In late 2022, Astronomer held a hack week. During that hack week, my team worked tirelessly to develop a new OSS package called Astronomer Cosmos. As the repository description suggests, it allows you to run your dbt core projects as Apache Airflow DAGs and Task Groups with a few lines of code. Since its launch last year, the repository has gained much traction in the Open Source Community. The #airflow-dbt
channel in the Airflow OSS Slack is buzzing with threads on properly using Cosmos, and rightfully so, as Cosmos allows you to avoid massive charges from using dbt Cloud if you are willing to host your dbt core project in Apache Airflow.

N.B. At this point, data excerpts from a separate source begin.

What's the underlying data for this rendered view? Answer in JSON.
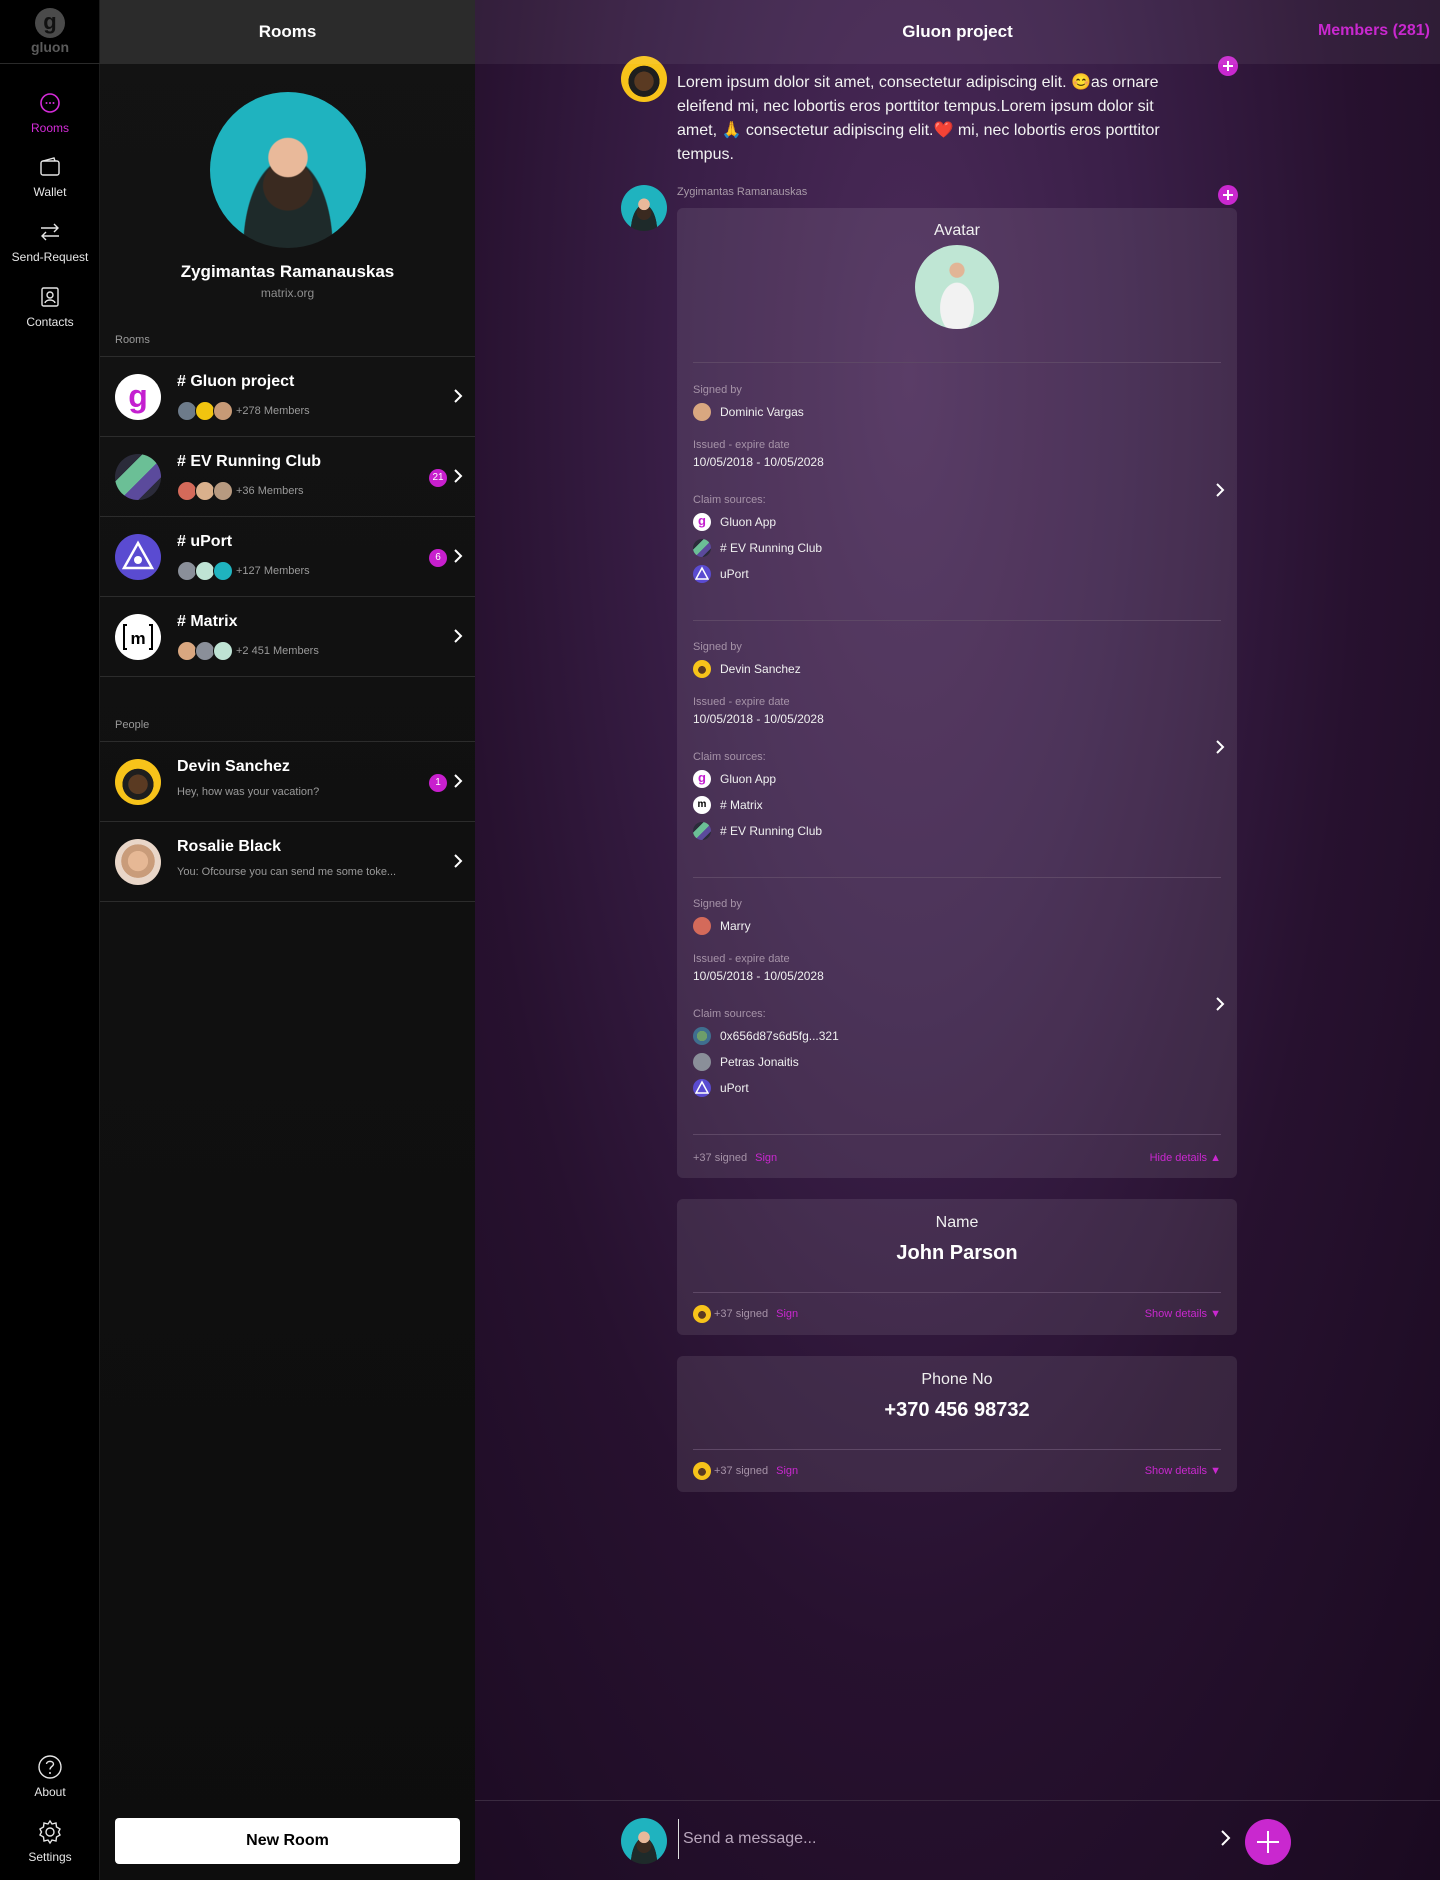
{
  "nav": {
    "logo_text": "gluon",
    "items": [
      {
        "label": "Rooms",
        "icon": "chat-bubble-icon",
        "active": true
      },
      {
        "label": "Wallet",
        "icon": "wallet-icon"
      },
      {
        "label": "Send-Request",
        "icon": "swap-arrows-icon"
      },
      {
        "label": "Contacts",
        "icon": "contacts-icon"
      }
    ],
    "bottom": [
      {
        "label": "About",
        "icon": "question-icon"
      },
      {
        "label": "Settings",
        "icon": "gear-icon"
      }
    ]
  },
  "rooms_panel": {
    "title": "Rooms",
    "profile": {
      "name": "Zygimantas Ramanauskas",
      "server": "matrix.org"
    },
    "rooms_label": "Rooms",
    "rooms": [
      {
        "title": "# Gluon project",
        "members": "+278 Members",
        "badge": ""
      },
      {
        "title": "# EV Running Club",
        "members": "+36 Members",
        "badge": "21"
      },
      {
        "title": "# uPort",
        "members": "+127 Members",
        "badge": "6"
      },
      {
        "title": "# Matrix",
        "members": "+2 451 Members",
        "badge": ""
      }
    ],
    "people_label": "People",
    "people": [
      {
        "name": "Devin Sanchez",
        "preview": "Hey, how was your vacation?",
        "badge": "1"
      },
      {
        "name": "Rosalie Black",
        "preview": "You: Ofcourse you can send me some toke...",
        "badge": ""
      }
    ],
    "new_room": "New Room"
  },
  "main": {
    "title": "Gluon project",
    "members": "Members (281)",
    "message1": {
      "text": "Lorem ipsum dolor sit amet, consectetur adipiscing elit. 😊as ornare eleifend mi, nec lobortis eros porttitor tempus.Lorem ipsum dolor sit amet, 🙏 consectetur adipiscing elit.❤️ mi, nec lobortis eros porttitor tempus."
    },
    "message2": {
      "sender": "Zygimantas Ramanauskas",
      "avatar_card": {
        "title": "Avatar",
        "signatures": [
          {
            "signed_by_label": "Signed by",
            "signer": "Dominic Vargas",
            "date_label": "Issued - expire date",
            "date": "10/05/2018 - 10/05/2028",
            "sources_label": "Claim sources:",
            "sources": [
              "Gluon App",
              "# EV Running Club",
              "uPort"
            ]
          },
          {
            "signed_by_label": "Signed by",
            "signer": "Devin Sanchez",
            "date_label": "Issued - expire date",
            "date": "10/05/2018 - 10/05/2028",
            "sources_label": "Claim sources:",
            "sources": [
              "Gluon App",
              "# Matrix",
              "# EV Running Club"
            ]
          },
          {
            "signed_by_label": "Signed by",
            "signer": "Marry",
            "date_label": "Issued - expire date",
            "date": "10/05/2018 - 10/05/2028",
            "sources_label": "Claim sources:",
            "sources": [
              "0x656d87s6d5fg...321",
              "Petras Jonaitis",
              "uPort"
            ]
          }
        ],
        "signed_count": "+37 signed",
        "sign": "Sign",
        "details": "Hide details ▲"
      },
      "name_card": {
        "title": "Name",
        "value": "John Parson",
        "signed_count": "+37 signed",
        "sign": "Sign",
        "details": "Show details ▼"
      },
      "phone_card": {
        "title": "Phone No",
        "value": "+370 456 98732",
        "signed_count": "+37 signed",
        "sign": "Sign",
        "details": "Show details ▼"
      }
    },
    "composer": {
      "placeholder": "Send a message..."
    }
  },
  "colors": {
    "accent": "#c928cf",
    "panel": "#131313",
    "header": "#2b2b2b"
  }
}
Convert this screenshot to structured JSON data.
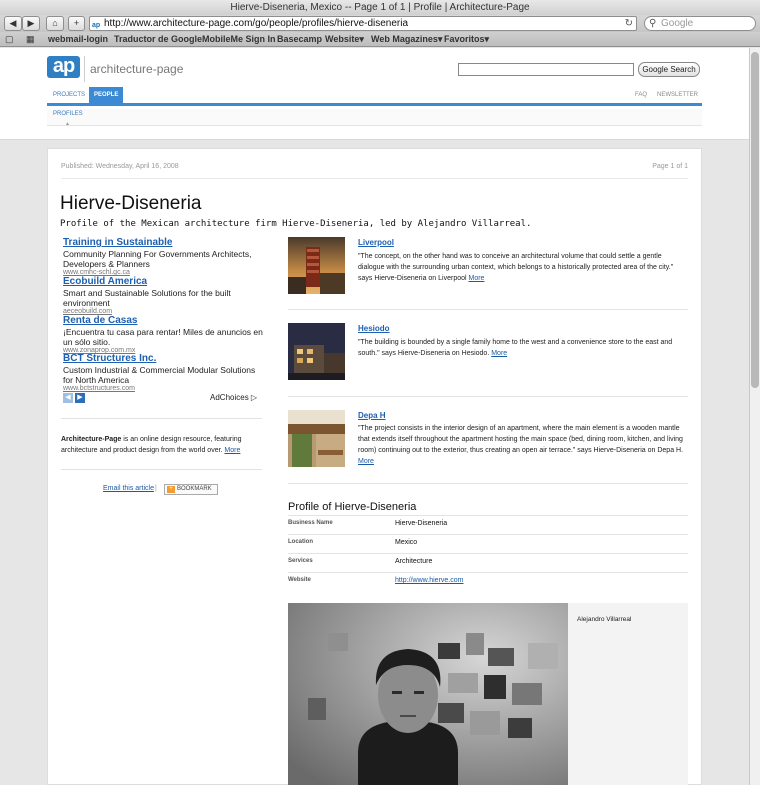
{
  "browser": {
    "window_title": "Hierve-Diseneria, Mexico -- Page 1 of 1 | Profile | Architecture-Page",
    "url": "http://www.architecture-page.com/go/people/profiles/hierve-diseneria",
    "search_placeholder": "Google",
    "bookmarks": [
      "webmail-login",
      "Traductor de Google",
      "MobileMe Sign In",
      "Basecamp",
      "Website",
      "Web Magazines",
      "Favoritos"
    ]
  },
  "site": {
    "logo": "ap",
    "name": "architecture-page",
    "search_button": "Google Search",
    "nav": {
      "projects": "PROJECTS",
      "people": "PEOPLE",
      "faq": "FAQ",
      "newsletter": "NEWSLETTER"
    },
    "subnav": "PROFILES"
  },
  "article": {
    "published": "Published: Wednesday, April 16, 2008",
    "page": "Page 1 of 1",
    "title": "Hierve-Diseneria",
    "subtitle": "Profile of the Mexican architecture firm Hierve-Diseneria, led by Alejandro Villarreal."
  },
  "ads": [
    {
      "title": "Training in Sustainable",
      "text": "Community Planning For Governments Architects, Developers & Planners",
      "url": "www.cmhc-schl.gc.ca"
    },
    {
      "title": "Ecobuild America",
      "text": "Smart and Sustainable Solutions for the built environment",
      "url": "aeceobuild.com"
    },
    {
      "title": "Renta de Casas",
      "text": "¡Encuentra tu casa para rentar! Miles de anuncios en un sólo sitio.",
      "url": "www.zonaprop.com.mx"
    },
    {
      "title": "BCT Structures Inc.",
      "text": "Custom Industrial & Commercial Modular Solutions for North America",
      "url": "www.bctstructures.com"
    }
  ],
  "adchoices": "AdChoices",
  "about": {
    "brand": "Architecture-Page",
    "text": " is an online design resource, featuring architecture and product design from the world over. ",
    "more": "More"
  },
  "share": {
    "email": "Email this article",
    "sep": "|",
    "bookmark": "BOOKMARK"
  },
  "projects": [
    {
      "name": "Liverpool",
      "desc": "\"The concept, on the other hand was to conceive an architectural volume that could settle a gentle dialogue with the surrounding urban context, which belongs to a historically protected area of the city.\" says Hierve-Diseneria on Liverpool ",
      "more": "More"
    },
    {
      "name": "Hesiodo",
      "desc": "\"The building is bounded by a single family home to the west and a convenience store to the east and south.\" says Hierve-Diseneria on Hesiodo. ",
      "more": "More"
    },
    {
      "name": "Depa H",
      "desc": "\"The project consists in the interior design of an apartment, where the main element is a wooden mantle that extends itself throughout the apartment hosting the main space (bed, dining room, kitchen, and living room) continuing out to the exterior, thus creating an open air terrace.\" says Hierve-Diseneria on Depa H. ",
      "more": "More"
    }
  ],
  "profile": {
    "heading": "Profile of Hierve-Diseneria",
    "rows": [
      {
        "label": "Business Name",
        "value": "Hierve-Diseneria"
      },
      {
        "label": "Location",
        "value": "Mexico"
      },
      {
        "label": "Services",
        "value": "Architecture"
      },
      {
        "label": "Website",
        "value": "http://www.hierve.com"
      }
    ],
    "photo_caption": "Alejandro Villarreal"
  }
}
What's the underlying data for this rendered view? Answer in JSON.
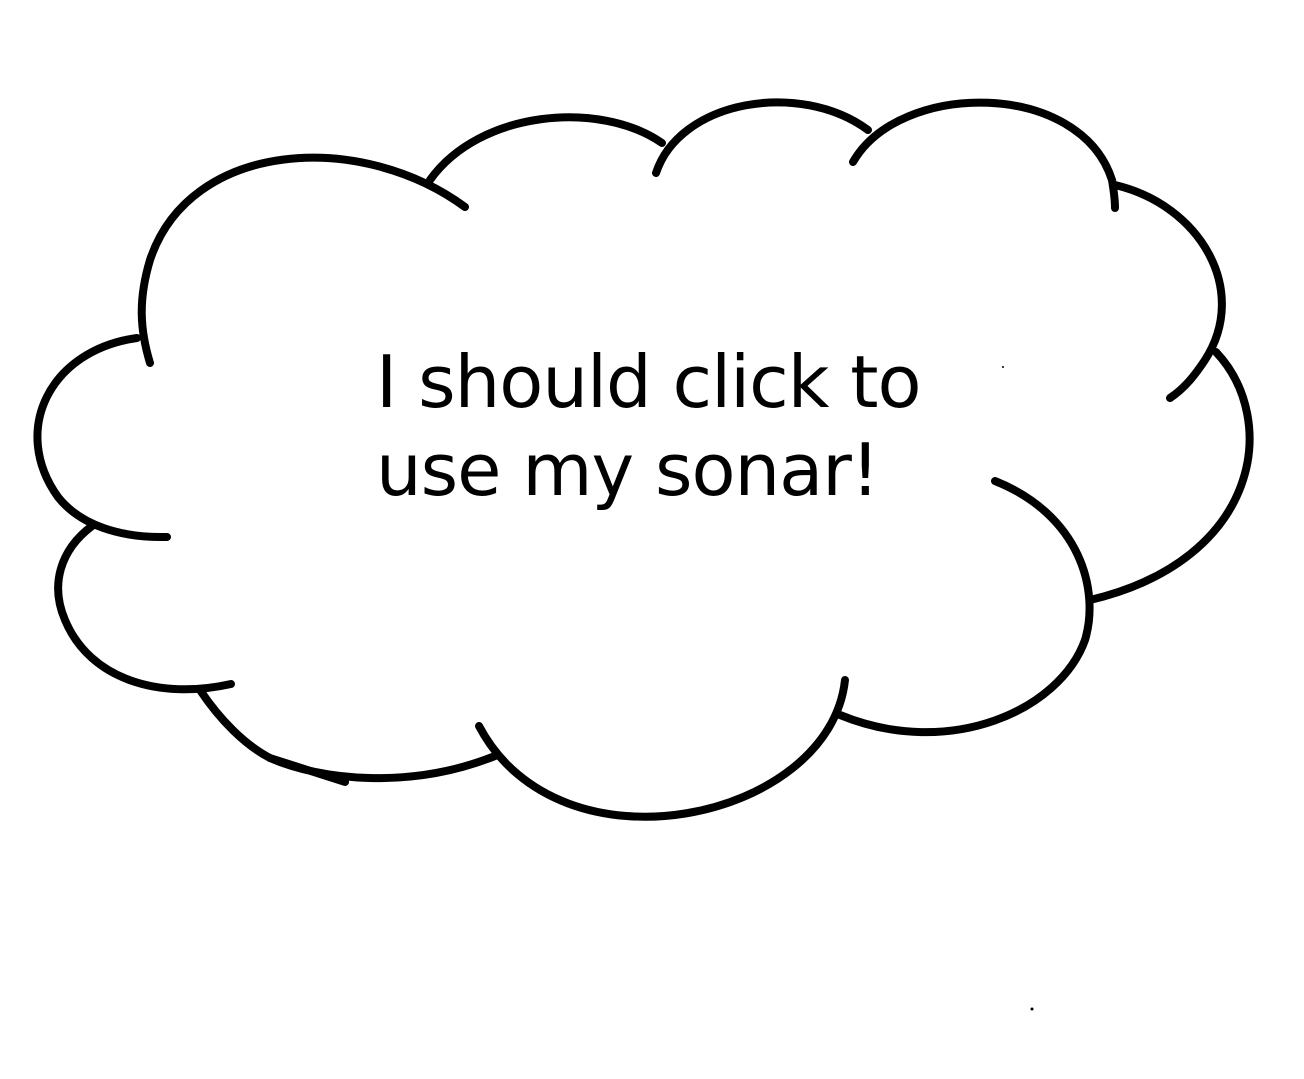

This project currently holds an Apache License 2.0, which allows non-Astronomer Airflow users to use it. I do want to note that running Airflow (and Cosmos) on Astronomer’s platform is the “Rolls Royce” experience of running Airflow. Honestly, MWAA is more like the “Honda Accord” experience. Despite this, I recently needed to run Cosmos on MWAA at my new job. This blog post will aid you in the same endeavor and help you avoid the same pitfalls I faced.
Prerequisites
Before continuing, you’ll need to ensure that you have git & Docker Desktop configured on your local system.
Getting Started
To emulate an MWAA environment locally, let’s use AWS’s very own aws-mwaa-local-runner. This repository contains a comprehensive README
instructing how to run MWAA locally with just a few commands.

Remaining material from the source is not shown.